Ils ont une telle haine de notre civilisation qu’ils oublient que l’on sera jugé de la manière dont on a jugé et que cela augure mal pour eux, si les générations futures se montrent aussi intolérantes et incultes qu’eux !

On pourrait croire que cet éditorial est à côté de la science de gestion ! Pas tant que çà, car le conformisme qu’on voit se développer jusqu’à devenir dominant dans certaines chapelles ou groupuscules, est directement le fruit de cette sous-culture venue d’Outre-Atlantique. Il pousse à éviter de penser différemment des autres d’abord par lâcheté, puis par abandon ou paresse avant d’atteindre la collaboration soumise après avoir cédé à la connivence ! Ce phénomène s’observe d’autant plus depuis que la pandémie a terrorisé les populations. Les Gouvernements dits libéraux ont trouvé commode d’utiliser cette peur pour attenter à toutes les libertés et de plus en plus.

Même les organes réputés défendre le Droit et les libertés, du fait de leur composition comme le Conseil Constitutionnel français, ont très souvent abdiqué et baissé pavillon pour le plus grand mal de la démocratie.

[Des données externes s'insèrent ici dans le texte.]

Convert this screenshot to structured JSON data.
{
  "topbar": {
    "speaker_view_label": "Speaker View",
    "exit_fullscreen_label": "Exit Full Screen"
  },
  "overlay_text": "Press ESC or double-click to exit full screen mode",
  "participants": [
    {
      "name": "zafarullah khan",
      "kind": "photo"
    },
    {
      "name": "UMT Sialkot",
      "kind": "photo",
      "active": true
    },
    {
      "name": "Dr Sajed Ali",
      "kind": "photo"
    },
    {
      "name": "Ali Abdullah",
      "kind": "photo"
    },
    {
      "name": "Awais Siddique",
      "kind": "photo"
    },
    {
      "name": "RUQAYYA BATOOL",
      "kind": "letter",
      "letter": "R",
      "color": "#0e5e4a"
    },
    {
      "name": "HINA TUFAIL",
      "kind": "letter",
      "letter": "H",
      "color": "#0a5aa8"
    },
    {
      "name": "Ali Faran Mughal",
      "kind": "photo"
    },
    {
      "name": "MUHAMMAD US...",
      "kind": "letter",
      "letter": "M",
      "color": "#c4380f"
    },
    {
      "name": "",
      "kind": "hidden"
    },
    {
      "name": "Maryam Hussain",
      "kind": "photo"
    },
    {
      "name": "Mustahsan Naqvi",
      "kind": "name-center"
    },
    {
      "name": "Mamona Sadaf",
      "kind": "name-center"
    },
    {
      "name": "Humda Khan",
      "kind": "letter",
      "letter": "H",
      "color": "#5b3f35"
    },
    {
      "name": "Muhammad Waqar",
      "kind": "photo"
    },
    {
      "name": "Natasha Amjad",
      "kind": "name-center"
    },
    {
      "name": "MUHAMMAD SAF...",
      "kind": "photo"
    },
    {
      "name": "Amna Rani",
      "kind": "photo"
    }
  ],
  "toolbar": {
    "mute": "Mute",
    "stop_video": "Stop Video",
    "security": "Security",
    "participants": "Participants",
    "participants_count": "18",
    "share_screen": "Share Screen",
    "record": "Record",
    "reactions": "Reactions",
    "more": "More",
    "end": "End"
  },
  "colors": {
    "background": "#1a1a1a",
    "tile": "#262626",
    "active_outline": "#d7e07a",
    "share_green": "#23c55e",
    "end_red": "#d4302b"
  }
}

Pour ce qui concerne notre revue, c’est la liberté du hercheur qui nous. Elle doit se sortir de toutes les entraves qui lui sont faites : appels à projet par nature directifs et exclusifs ou intervention ou plainte devant la justice ou autres instances ordinales contre des chercheurs qui paraissent hétérodoxes à un moment donné, pour ne citer que quelques points.

Galilée et Pasteur ont été des sortes d’hérétiques !

L’on n’est pas sûr que la « majorité » du temps ait eu raison ! Or, définir la vérité scientifique à la majorité des voix comme on le trouve étonnamment dans les travaux du GIEC, ou par un consensus mou ou conformisme ambiant, ne peut que faire naître la méfiance à ceux qui croient par principe au complot, mais ne garantit rien non plus aux autres, surtout soucieux d’éthique épistémologique !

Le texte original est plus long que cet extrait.